È proprio in questo spazio che si colloca il lavoro di chi si occupa di relazioni istituzionali, di public affairs, di lobbying: con l’obiettivo di colmare questa distanza. Non per “facilitare” interessi, ma per creare consapevolezza: nelle imprese, rispetto ai processi decisionali che le riguardano; nelle istituzioni, rispetto alle trasformazioni economiche e industriali in corso.

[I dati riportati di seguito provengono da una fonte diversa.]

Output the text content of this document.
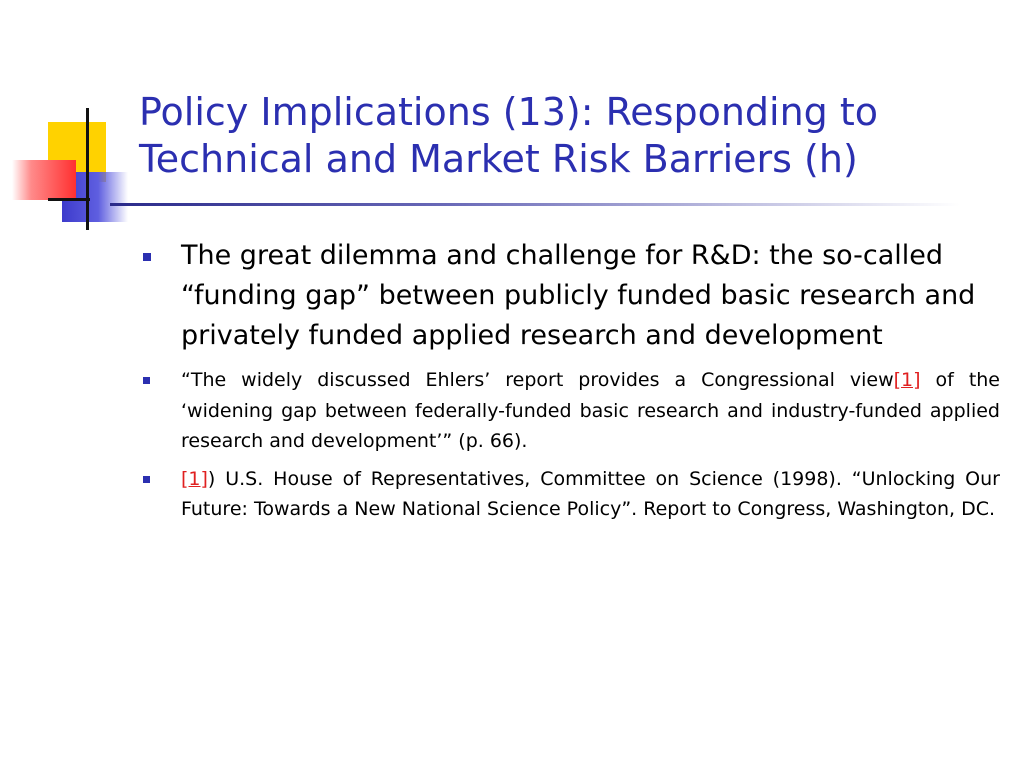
Policy Implications (13): Responding to
Technical and Market Risk Barriers (h)
The great dilemma and challenge for R&D: the so-called “funding gap” between publicly funded basic research and privately funded applied research and development
“The widely discussed Ehlers’ report provides a Congressional view[1] of the ‘widening gap between federally-funded basic research and industry-funded applied research and development’” (p. 66).
[1]) U.S. House of Representatives, Committee on Science (1998). “Unlocking Our Future: Towards a New National Science Policy”. Report to Congress, Washington, DC.
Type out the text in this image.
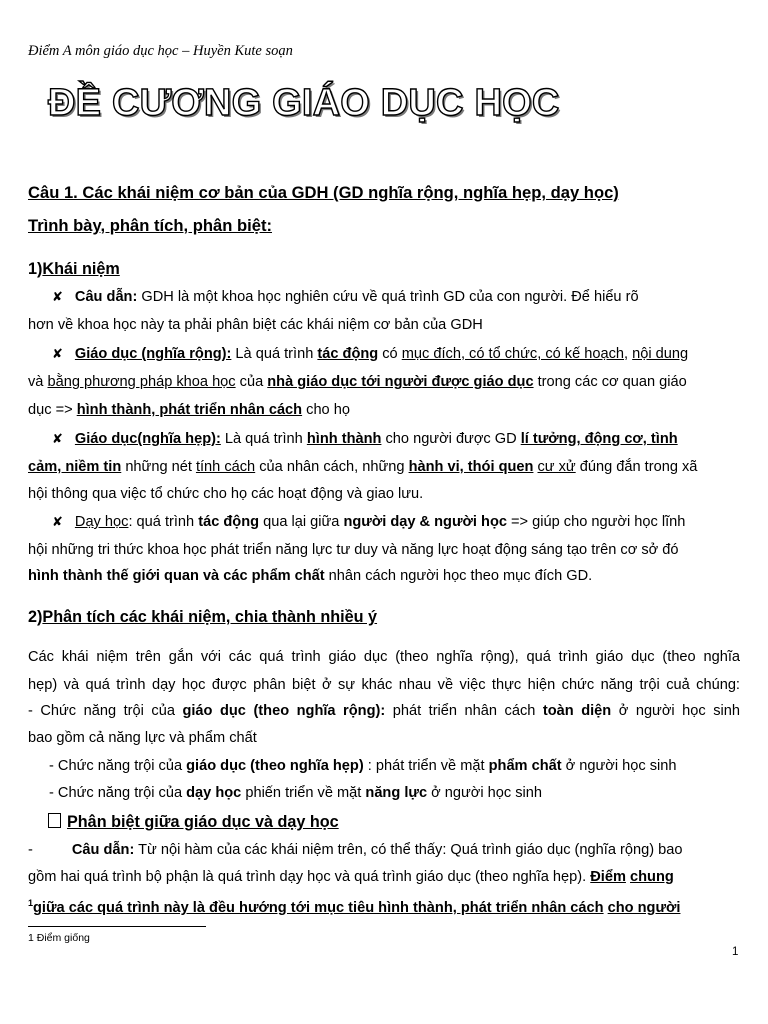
Điểm A môn giáo dục học – Huyền Kute soạn
ĐỀ CƯƠNG GIÁO DỤC HỌC
Câu 1. Các khái niệm cơ bản của GDH (GD nghĩa rộng, nghĩa hẹp, dạy học)
Trình bày, phân tích, phân biệt:
1)Khái niệm
✘ Câu dẫn: GDH là một khoa học nghiên cứu về quá trình GD của con người. Để hiểu rõ
hơn về khoa học này ta phải phân biệt các khái niệm cơ bản của GDH
✘ Giáo dục (nghĩa rộng): Là quá trình tác động có mục đích, có tổ chức, có kế hoạch, nội dung
và bằng phương pháp khoa học của nhà giáo dục tới người được giáo dục trong các cơ quan giáo
dục => hình thành, phát triển nhân cách cho họ
✘ Giáo dục(nghĩa hẹp): Là quá trình hình thành cho người được GD lí tưởng, động cơ, tình
cảm, niềm tin những nét tính cách của nhân cách, những hành vi, thói quen cư xử đúng đắn trong xã
hội thông qua việc tổ chức cho họ các hoạt động và giao lưu.
✘ Dạy học: quá trình tác động qua lại giữa người dạy & người học => giúp cho người học lĩnh
hội những tri thức khoa học phát triển năng lực tư duy và năng lực hoạt động sáng tạo trên cơ sở đó
hình thành thế giới quan và các phẩm chất nhân cách người học theo mục đích GD.
2)Phân tích các khái niệm, chia thành nhiều ý
Các khái niệm trên gắn với các quá trình giáo dục (theo nghĩa rộng), quá trình giáo dục (theo nghĩa
hẹp) và quá trình dạy học được phân biệt ở sự khác nhau về việc thực hiện chức năng trội cuả chúng:
- Chức năng trội của giáo dục (theo nghĩa rộng): phát triển nhân cách toàn diện ở người học sinh
bao gồm cả năng lực và phẩm chất
- Chức năng trội của giáo dục (theo nghĩa hẹp) : phát triển về mặt phẩm chất ở người học sinh
- Chức năng trội của dạy học phiến triển về mặt năng lực ở người học sinh
Phân biệt giữa giáo dục và dạy học
-	Câu dẫn: Từ nội hàm của các khái niệm trên, có thể thấy: Quá trình giáo dục (nghĩa rộng) bao
gồm hai quá trình bộ phận là quá trình dạy học và quá trình giáo dục (theo nghĩa hẹp). Điểm chung
$^1$giữa các quá trình này là đều hướng tới mục tiêu hình thành, phát triển nhân cách cho người
1 Điểm giống
1
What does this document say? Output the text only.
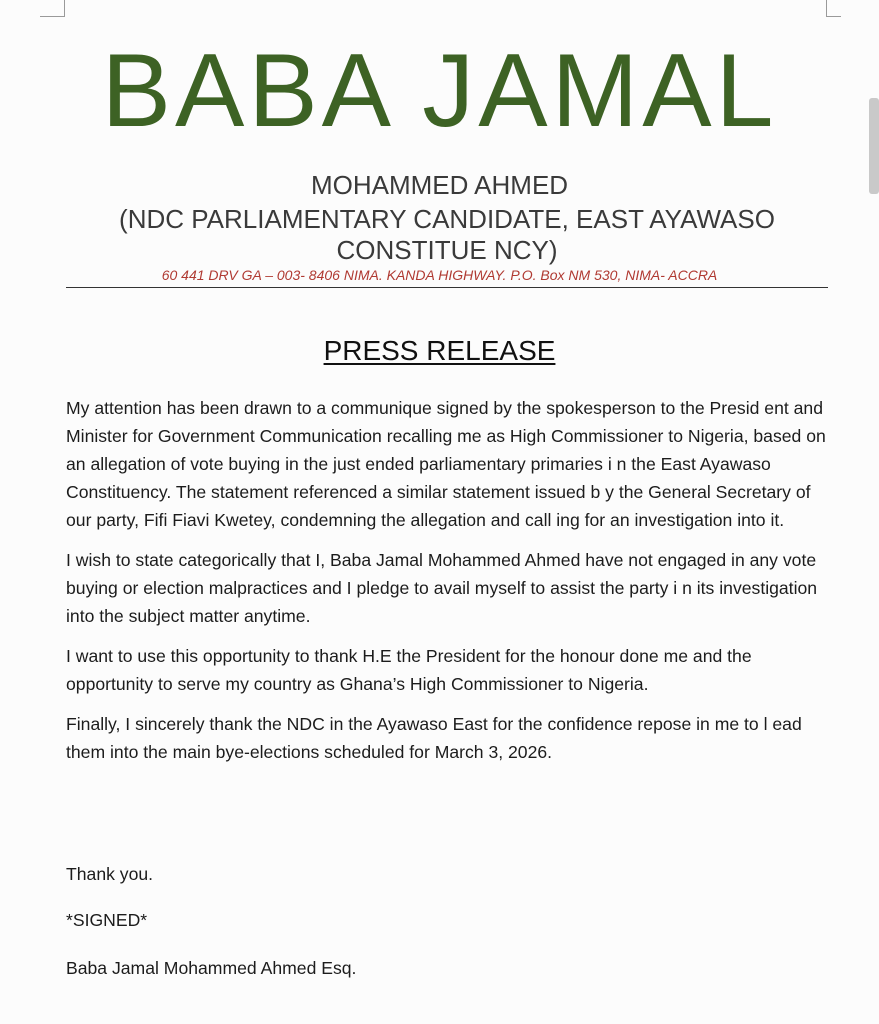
BABA JAMAL
MOHAMMED AHMED
(NDC PARLIAMENTARY CANDIDATE, EAST AYAWASO CONSTITUE NCY)
60 441 DRV GA – 003- 8406 NIMA. KANDA HIGHWAY. P.O. Box NM 530, NIMA- ACCRA
PRESS RELEASE

My attention has been drawn to a communique signed by the spokesperson to the Presid ent and Minister for Government Communication recalling me as High Commissioner to Nigeria, based on an allegation of vote buying in the just ended parliamentary primaries i n the East Ayawaso Constituency. The statement referenced a similar statement issued b y the General Secretary of our party, Fifi Fiavi Kwetey, condemning the allegation and call ing for an investigation into it.

I wish to state categorically that I, Baba Jamal Mohammed Ahmed have not engaged in any vote buying or election malpractices and I pledge to avail myself to assist the party i n its investigation into the subject matter anytime.

I want to use this opportunity to thank H.E the President for the honour done me and the opportunity to serve my country as Ghana’s High Commissioner to Nigeria.

Finally, I sincerely thank the NDC in the Ayawaso East for the confidence repose in me to l ead them into the main bye-elections scheduled for March 3, 2026.

Thank you.
*SIGNED*
Baba Jamal Mohammed Ahmed Esq.
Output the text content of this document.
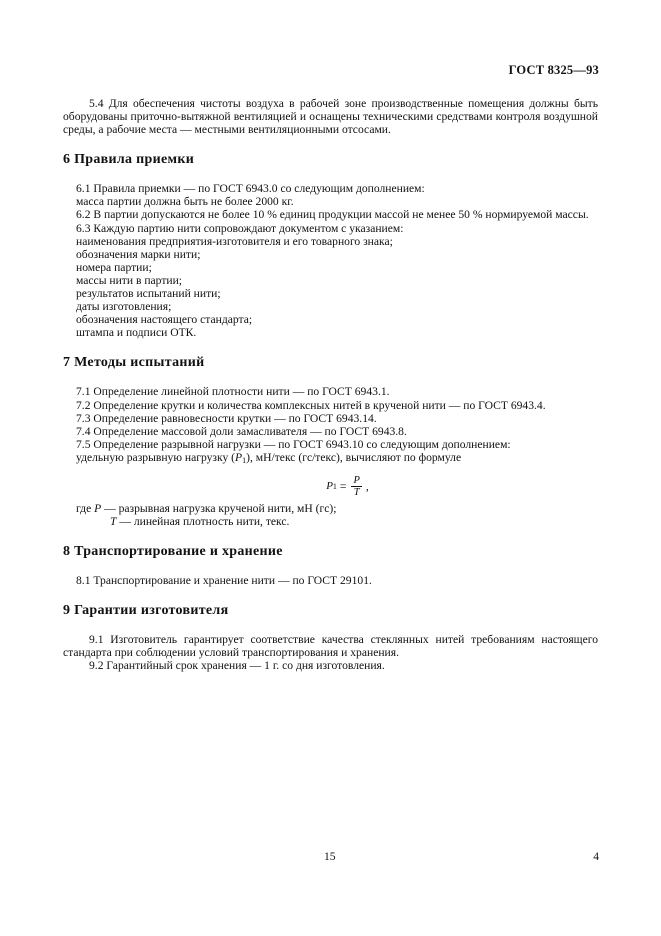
ГОСТ 8325—93

5.4 Для обеспечения чистоты воздуха в рабочей зоне производственные помещения должны быть оборудованы приточно-вытяжной вентиляцией и оснащены техническими средствами контроля воздушной среды, а рабочие места — местными вентиляционными отсосами.

6 Правила приемки

6.1 Правила приемки — по ГОСТ 6943.0 со следующим дополнением:

масса партии должна быть не более 2000 кг.

6.2 В партии допускаются не более 10 % единиц продукции массой не менее 50 % нормируемой массы.

6.3 Каждую партию нити сопровождают документом с указанием:

наименования предприятия-изготовителя и его товарного знака;

обозначения марки нити;

номера партии;

массы нити в партии;

результатов испытаний нити;

даты изготовления;

обозначения настоящего стандарта;

штампа и подписи ОТК.

7 Методы испытаний

7.1 Определение линейной плотности нити — по ГОСТ 6943.1.

7.2 Определение крутки и количества комплексных нитей в крученой нити — по ГОСТ 6943.4.

7.3 Определение равновесности крутки — по ГОСТ 6943.14.

7.4 Определение массовой доли замасливателя — по ГОСТ 6943.8.

7.5 Определение разрывной нагрузки — по ГОСТ 6943.10 со следующим дополнением:

удельную разрывную нагрузку (P1), мН/текс (гс/текс), вычисляют по формуле

P $1 = \frac{P}{T}$ ,

где P — разрывная нагрузка крученой нити, мН (гс);

T — линейная плотность нити, текс.

8 Транспортирование и хранение

8.1 Транспортирование и хранение нити — по ГОСТ 29101.

9 Гарантии изготовителя

9.1 Изготовитель гарантирует соответствие качества стеклянных нитей требованиям настоящего стандарта при соблюдении условий транспортирования и хранения.

9.2 Гарантийный срок хранения — 1 г. со дня изготовления.

15	4
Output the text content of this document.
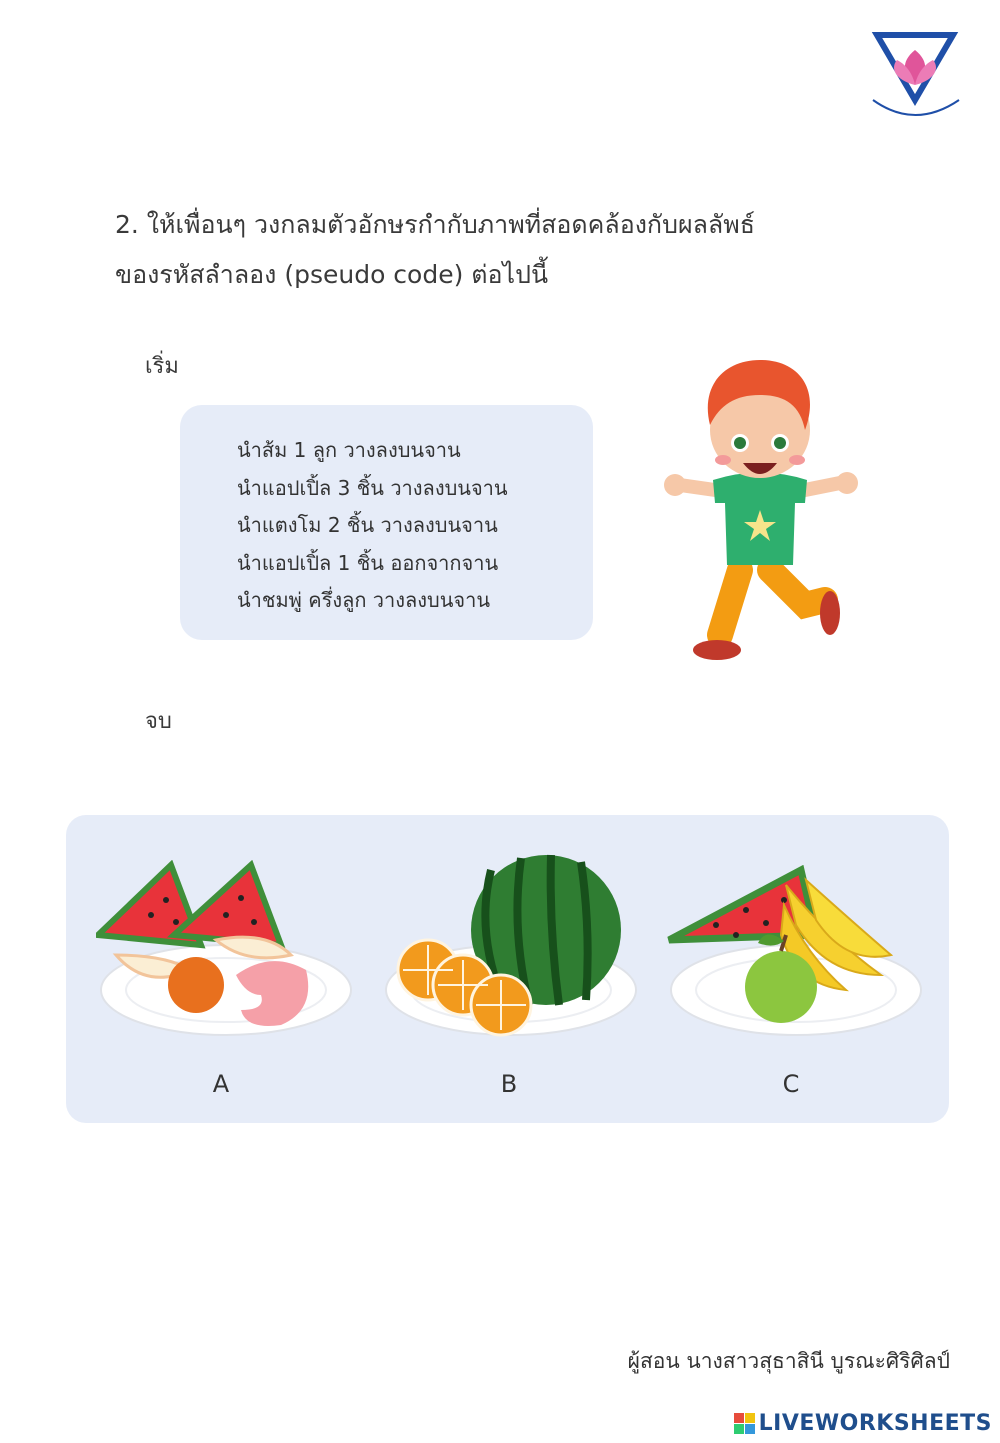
2. ให้เพื่อนๆ วงกลมตัวอักษรกำกับภาพที่สอดคล้องกับผลลัพธ์
ของรหัสลำลอง (pseudo code) ต่อไปนี้
เริ่ม
นำส้ม 1 ลูก วางลงบนจาน
นำแอปเปิ้ล 3 ชิ้น วางลงบนจาน
นำแตงโม 2 ชิ้น วางลงบนจาน
นำแอปเปิ้ล 1 ชิ้น ออกจากจาน
นำชมพู่ ครึ่งลูก วางลงบนจาน
จบ
A	B	C
ผู้สอน นางสาวสุธาสินี บูรณะศิริศิลป์
LIVEWORKSHEETS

Non si tratta più solo di “sapere a chi telefonare” quando serve, né di coltivare contatti personali per cercare scorciatoie. Il contesto attuale richiede molto di più: serve metodo, competenza, lettura strategica. E serve una funzione che, nel mondo anglosassone, è considerata matura e fisiologica, mentre in Italia fatica ancora ad affermarsi con dignità piena: quella del consulente in relazioni istituzionali e affari pubblici. In altre parole, il lobbista.
Il suo compito non è fare da mediatore o da portavoce. È semmai quello di accompagnare le imprese – in particolare le PMI, che più spesso mancano di strutture interne dedicate – nel comprendere cosa accade nei luoghi dove si formano le regole, dove si decidono gli incentivi, dove si disegnano le priorità di spesa pubblica. Dove, in una parola, si costruisce il contesto in cui le imprese devono poi muoversi, competere, investire.
Questa figura professionale svolge tre funzioni fondamentali: presidio informativo, analisi strategica, interlocuzione qualificata.
Con il primo pilastro – il presidio – si garantisce un aggiornamento costante su ciò che accade in Parlamento, nei ministeri, nelle autorità indipendenti, a Bruxelles, nelle Regioni e negli enti locali. Una vera e propria attività di raccolta e intelligence normativa.
La seconda funzione – l’analisi – permette di selezionare ciò che è rilevante, interpretarlo, prevederne l’impatto e trasformarlo in informazioni utili per prendere decisioni in azienda. Non è attività per improvvisati: richiede esperienza istituzionale, conoscenza settoriale, capacità di sintesi.
La terza – l’interlocuzione – riguarda la costruzione di un dialogo trasparente e legittimo tra impresa e istituzioni. Anche in questo caso, senza forzature: non si tratta di ottenere favori (come troppo spesso qualcuno si aspetta o con eccessiva frequenza taluni fanno credere), ma di far valere punti di vista, portare istanze reali, contribuire al dibattito pubblico con proposte fondate.
Lo Stato, in tutte le sue articolazioni, è sempre un protagonista dell’economia. Norme, regolamenti, bandi, criteri di ammissibilità, vincoli ambientali, digitalizzazione, golden power, fiscalità green: sono solo alcuni dei fronti su cui le imprese devono oggi misurarsi con un quadro pubblico in evoluzione costante. E in cui non basta leggere i titoli dei giornali, ma serve una bussola tecnica, strategica, affidabile.
Presidiare con competenza questi aspetti o scegliere di non farlo, può fare la differenza tra perdere un’occasione o coglierla, tra prepararsi a un cambiamento o farsi trovare impreparati, tra l’essere ascoltati o ignorati.
Tenere il filo tra questi due mondi – le imprese e le istituzioni, il mondo produttivo e la politica – non è più un’attività collaterale, ma una leva essenziale per chi muoversi nei tempi attuali e futuri in modo professionale, trasparente ed efficace.